= Elma Miller =

Canadian musician, composer, writer and educator

Elma Miller (born August 6, 1954) is a Canadian musician, composer, writer and educator.

== Biography ==

=== Education ===
Miller was born in 1954 in Toronto, Ontario. In 1977, she received a BMus and MMus from the University of Toronto. During that time, she studied composition under Walter Buczynski, John Beckwith, Lothar Klein, John Weinzweig and Bogusław Schaeffer. Miller studied piano with Elaine Keillor from 1975 to 1978, and electronic/computer music with Gustav Ciamaga, Bill Buxton, John Chowning and Leland Smith. She also studied aesthetics with Geoffrey Payzant and media with Marshall McLuhan.

=== Compositions ===
In 1979, Miller moved to Hamilton. There, she composes chamber music, music for full orchestra, electronic music and vocal music. From 1976 to 1978, she taught clarinet, theory, counterpoint, orchestration, and 20th century analysis at Toronto University, as well as working as a lecturer and library technician at the university. She was artistic director for the contemporary chamber music series "Music Here & Now". Miller is of Estonian descent, and she has incorporated musical and thematic elements from that heritage into her work. Miller has also found inspiration from astronomy, archaeology, Buddhist meditation and ecology. She has composed works for various musical groups including the Hamilton Philharmonic Orchestra, the Saskatoon Symphony Orchestra and the pianist Elaine Keillor. Her works have been performed in Canada and internationally.

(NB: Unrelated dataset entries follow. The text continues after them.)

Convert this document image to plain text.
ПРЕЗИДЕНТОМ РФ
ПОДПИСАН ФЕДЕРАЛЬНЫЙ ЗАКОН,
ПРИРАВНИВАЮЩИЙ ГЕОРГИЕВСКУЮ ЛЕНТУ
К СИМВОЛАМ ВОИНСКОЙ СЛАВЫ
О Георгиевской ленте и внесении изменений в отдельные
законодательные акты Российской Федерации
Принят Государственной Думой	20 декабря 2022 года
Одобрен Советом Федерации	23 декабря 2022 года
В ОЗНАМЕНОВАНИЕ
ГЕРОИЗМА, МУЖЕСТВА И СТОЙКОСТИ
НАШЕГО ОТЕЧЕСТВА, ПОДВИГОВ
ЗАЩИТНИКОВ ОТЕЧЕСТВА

Below is a non-comprehensive list of Miller's compositions.

| Title | Date | Instrumentation |
|---|---|---|
| Margarita | 1979-1980 | Chamber Ensemble |
| Kriss Kringle's wolka paltz | 1977 | Flute, viola, trombone, and percussion |
| Things are not what they appear | 1981 | 4 French horns |
| Le phenix | 1980 | Trombone and marimba |
| The dachshund | 1975 | Voice and piano |
| Farce | 1979 | Concrete tape |
| Pink champagne | 1976 | Electric tape |
| Vinderdi vaenderdi | 1975 | Clarinet and French horn |
| Chick | 1977 | 3 percussion |
| Jabberwocky | 1980 | Baritone, piano |

=== Awards ===
In 1980, Miller won the Swedish Els Kaljot-Vaarman prize for chamber music. In 1981, she won the Sir Ernest MacMillan Award (bronze) by the Composers, Authors and Publishers Association of Canada for her orchestral composition Genesis. In 1997, she received honourable mention in the R. Murray Schafer International competition for Music and Play for her composition Butterfly Garden. She also won an Estonian cultural committee in Canada award, as well as an Estonian orchestral award in 1975.